The following query:

{
"query": {
    "more_like_this" : {
        "fields" : ["tags"],
        "like" : ["t1", "t2"],
        "min_term_freq" : 1,
        "min_doc_freq": 1
        }
    }
}

is returning:

Document1 (tags: "t1 t2", category: "cat1")
Document2 ("t1", category: "cat1")
Document3 ("t1 t3", category: "cat1")

Which is right, but this query:

{
"query": {
     "filtered": {
     "query": {
         "more_like_this" : {
         "fields" : ["tags"],
         "like" : ["t1", "t2"],
         "min_term_freq" : 1,
         "min_doc_freq": 1
     },
    "filter": {
         "bool": {
                "must": [                            
                    {"match": { "category": "cat1"}}
                ]
         }
    }
 }

} }

is returning:

Document1 (tags: "t1 t2", category: "cat1")
Document4 (tags: "t4"   , category: "cat1")
Document2 (tags: "t1"   , category: "cat1")
Document3 (tags: "t1 t3", category: "cat1")
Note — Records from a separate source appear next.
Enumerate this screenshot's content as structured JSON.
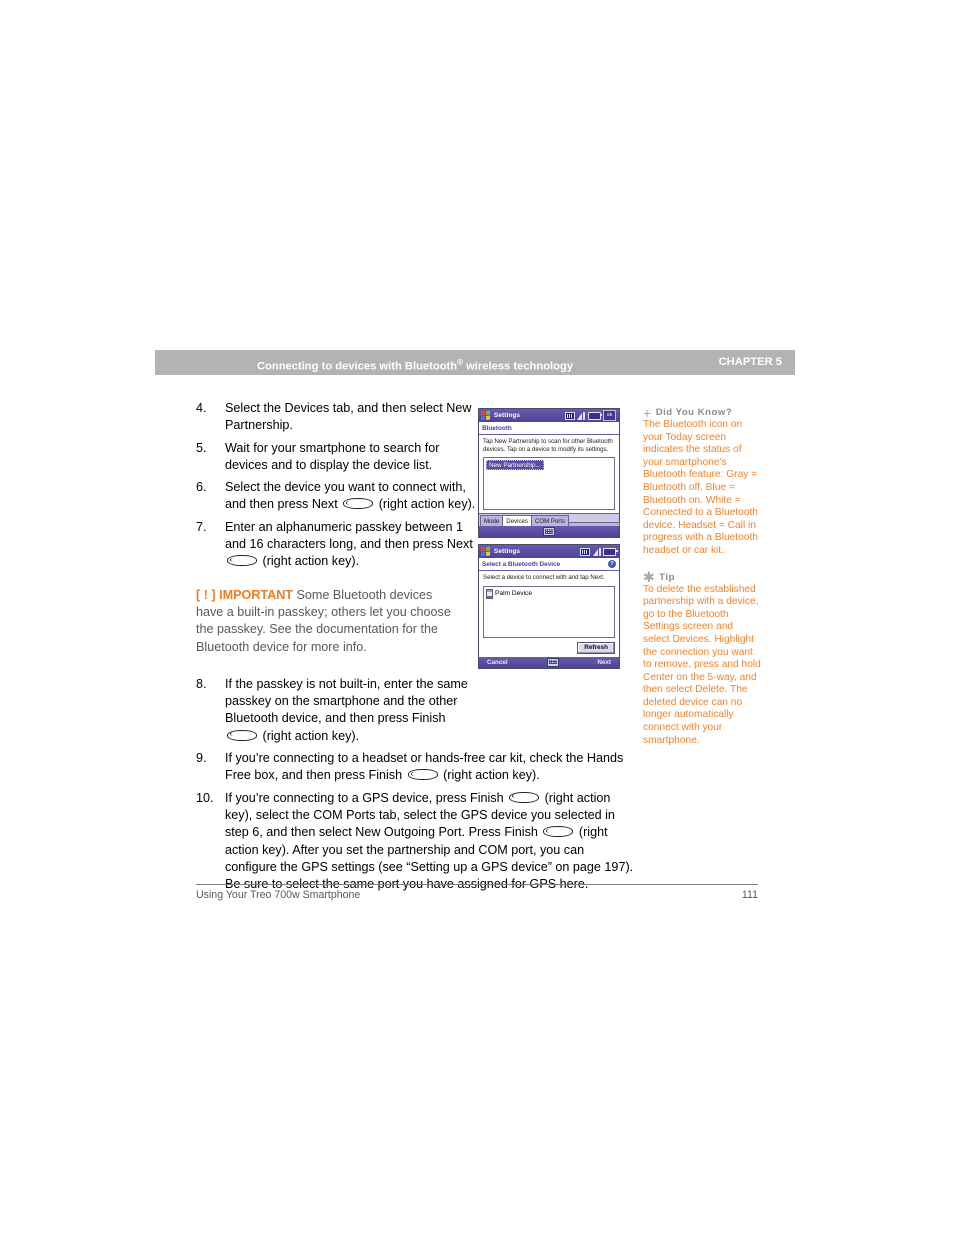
{
  "running_head": {
    "title_before": "Connecting to devices with Bluetooth",
    "title_sup": "®",
    "title_after": " wireless technology",
    "chapter": "CHAPTER 5"
  },
  "steps": [
    {
      "number": "4.",
      "text_parts": [
        {
          "type": "text",
          "value": "Select the Devices tab, and then select New Partnership."
        }
      ]
    },
    {
      "number": "5.",
      "text_parts": [
        {
          "type": "text",
          "value": "Wait for your smartphone to search for devices and to display the device list."
        }
      ]
    },
    {
      "number": "6.",
      "text_parts": [
        {
          "type": "text",
          "value": "Select the device you want to connect with, and then press Next "
        },
        {
          "type": "key",
          "value": "right-action-key"
        },
        {
          "type": "text",
          "value": " (right action key)."
        }
      ]
    },
    {
      "number": "7.",
      "text_parts": [
        {
          "type": "text",
          "value": "Enter an alphanumeric passkey between 1 and 16 characters long, and then press Next "
        },
        {
          "type": "key",
          "value": "right-action-key"
        },
        {
          "type": "text",
          "value": " (right action key)."
        }
      ]
    }
  ],
  "important": {
    "label": "[ ! ] IMPORTANT",
    "text": "Some Bluetooth devices have a built-in passkey; others let you choose the passkey. See the documentation for the Bluetooth device for more info."
  },
  "steps2": [
    {
      "number": "8.",
      "text_parts": [
        {
          "type": "text",
          "value": "If the passkey is not built-in, enter the same passkey on the smartphone and the other Bluetooth device, and then press Finish "
        },
        {
          "type": "key",
          "value": "right-action-key"
        },
        {
          "type": "text",
          "value": " (right action key)."
        }
      ]
    }
  ],
  "steps3": [
    {
      "number": "9.",
      "text_parts": [
        {
          "type": "text",
          "value": "If you’re connecting to a headset or hands-free car kit, check the Hands Free box, and then press Finish "
        },
        {
          "type": "key",
          "value": "right-action-key"
        },
        {
          "type": "text",
          "value": " (right action key)."
        }
      ]
    },
    {
      "number": "10.",
      "text_parts": [
        {
          "type": "text",
          "value": "If you’re connecting to a GPS device, press Finish "
        },
        {
          "type": "key",
          "value": "right-action-key"
        },
        {
          "type": "text",
          "value": " (right action key), select the COM Ports tab, select the GPS device you selected in step 6, and then select New Outgoing Port. Press Finish "
        },
        {
          "type": "key",
          "value": "right-action-key"
        },
        {
          "type": "text",
          "value": " (right action key). After you set the partnership and COM port, you can configure the GPS settings (see “Setting up a GPS device” on page 197). Be sure to select the same port you have assigned for GPS here."
        }
      ]
    }
  ],
  "screenshots": [
    {
      "name": "bluetooth-settings-devices",
      "titlebar": {
        "app_label": "Settings",
        "icons": [
          "windows-flag-icon",
          "text-input-icon",
          "signal-icon",
          "battery-icon",
          "ok-button"
        ],
        "ok_label": "ok"
      },
      "subbar": {
        "title": "Bluetooth",
        "help": ""
      },
      "instruction": "Tap New Partnership to scan for other Bluetooth devices. Tap on a device to modify its settings.",
      "list": [
        {
          "label": "New Partnership...",
          "selected": true
        }
      ],
      "tabs": [
        {
          "label": "Mode",
          "active": false
        },
        {
          "label": "Devices",
          "active": true
        },
        {
          "label": "COM Ports",
          "active": false
        }
      ],
      "bottombar": {
        "left": "",
        "center_icon": "keyboard-icon",
        "right": ""
      }
    },
    {
      "name": "select-a-bluetooth-device",
      "titlebar": {
        "app_label": "Settings",
        "icons": [
          "windows-flag-icon",
          "text-input-icon",
          "signal-icon",
          "battery-icon"
        ],
        "ok_label": ""
      },
      "subbar": {
        "title": "Select a Bluetooth Device",
        "help": "?"
      },
      "instruction": "Select a device to connect with and tap Next.",
      "list": [
        {
          "label": "Palm Device",
          "selected": false
        }
      ],
      "refresh_label": "Refresh",
      "bottombar": {
        "left": "Cancel",
        "center_icon": "keyboard-icon",
        "right": "Next"
      }
    }
  ],
  "notes": [
    {
      "glyph": "+",
      "heading": "Did You Know?",
      "body": "The Bluetooth icon on your Today screen indicates the status of your smartphone’s Bluetooth feature: Gray = Bluetooth off. Blue = Bluetooth on. White = Connected to a Bluetooth device. Headset = Call in progress with a Bluetooth headset or car kit."
    },
    {
      "glyph": "✱",
      "heading": "Tip",
      "body": "To delete the established partnership with a device, go to the Bluetooth Settings screen and select Devices. Highlight the connection you want to remove, press and hold Center on the 5-way, and then select Delete. The deleted device can no longer automatically connect with your smartphone."
    }
  ],
  "footer": {
    "left": "Using Your Treo 700w Smartphone",
    "page_number": "111"
  },
  "colors": {
    "accent_orange": "#f5822a",
    "important_orange": "#f07c22",
    "runhead_gray": "#b3b3b3",
    "device_purple": "#5b4b9e"
  }
}
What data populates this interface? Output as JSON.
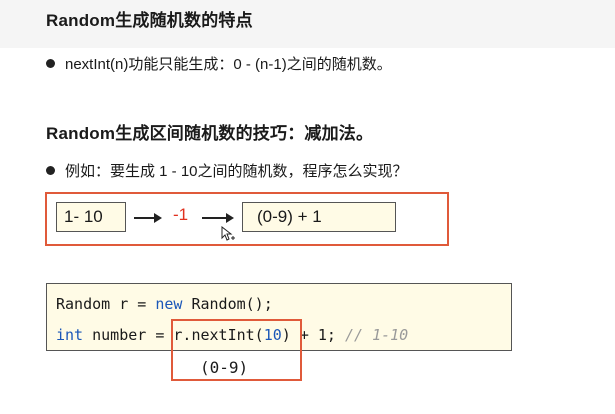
{
  "section1": {
    "title": "Random生成随机数的特点",
    "bullet": "nextInt(n)功能只能生成：0 - (n-1)之间的随机数。"
  },
  "section2": {
    "title": "Random生成区间随机数的技巧：减加法。",
    "bullet": "例如：要生成 1 - 10之间的随机数，程序怎么实现？"
  },
  "example": {
    "range_box": "1- 10",
    "operation": "-1",
    "result_box": "(0-9) + 1",
    "operation_color": "#e0301e",
    "frame_color": "#e05a3a"
  },
  "code": {
    "line1": {
      "pre": "Random r = ",
      "keyword": "new",
      "post": " Random();"
    },
    "line2": {
      "type_keyword": "int",
      "mid": " number = ",
      "call": "r.nextInt(",
      "arg": "10",
      "close": ")",
      "tail": " + 1; ",
      "comment": "// 1-10"
    },
    "highlight_label": "(0-9)"
  }
}
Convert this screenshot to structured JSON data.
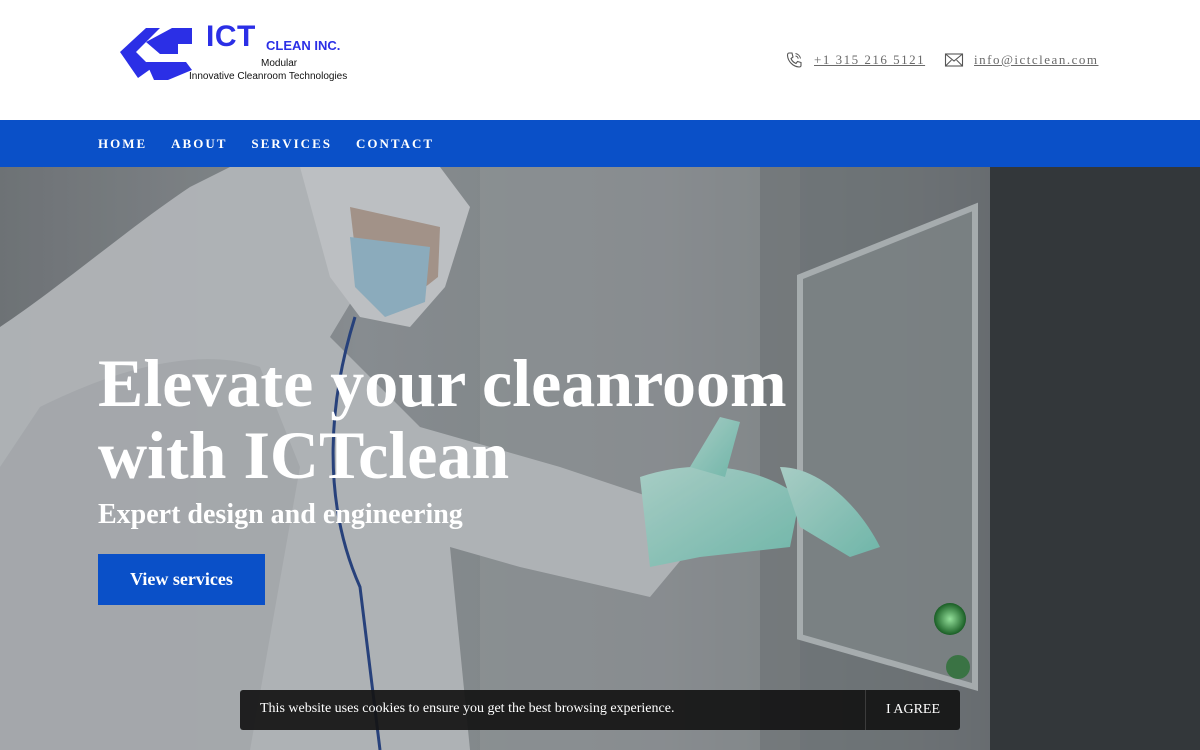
{
  "header": {
    "logo": {
      "brand": "ICT",
      "suffix": "CLEAN INC.",
      "line1": "Modular",
      "line2": "Innovative Cleanroom Technologies"
    },
    "phone": {
      "icon": "phone-icon",
      "text": "+1 315 216 5121"
    },
    "email": {
      "icon": "envelope-icon",
      "text": "info@ictclean.com"
    }
  },
  "nav": {
    "items": [
      {
        "label": "HOME"
      },
      {
        "label": "ABOUT"
      },
      {
        "label": "SERVICES"
      },
      {
        "label": "CONTACT"
      }
    ]
  },
  "hero": {
    "title_line1": "Elevate your cleanroom",
    "title_line2": "with ICTclean",
    "subtitle": "Expert design and engineering",
    "button_label": "View services"
  },
  "cookie": {
    "message": "This website uses cookies to ensure you get the best browsing experience.",
    "agree_label": "I AGREE"
  },
  "colors": {
    "brand_blue": "#0a50c8",
    "logo_blue": "#2b2fe6"
  }
}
This is, Document4 now is also retrieved and its score is similar than Documen1, that is a perfect match, even when Document4 has not any word included in "t1 t2".

Anyone knows what is happening? I'm using Elastic Search 2.4.6

Thanks in advance


Solution

  • This is a great example of why consistent indentation is important. Here, I've modified what you've posted with consistent indentation, and the problem is much more apparent (JSONLint is a handy tool, if you aren't using an editor that helps with this):

    {
      "query": {
        "filtered": {
          "query": {
            "more_like_this": {
              "fields": ["tags"],
              "like": ["t1", "t2"],
              "min_term_freq": 1,
              "min_doc_freq": 1
            },
            "filter": {
              "bool": {
                "must": [{
                  "match": {
                    "category": "cat1"
                  }
                }]
              }
            }
          }
        }
      }
    

    Your filter is a child of "query", instead of a child of "filtered".

    Really though, you shouldn't use filtered, it is deprecated, see here. You should change that to a bool, as specified there.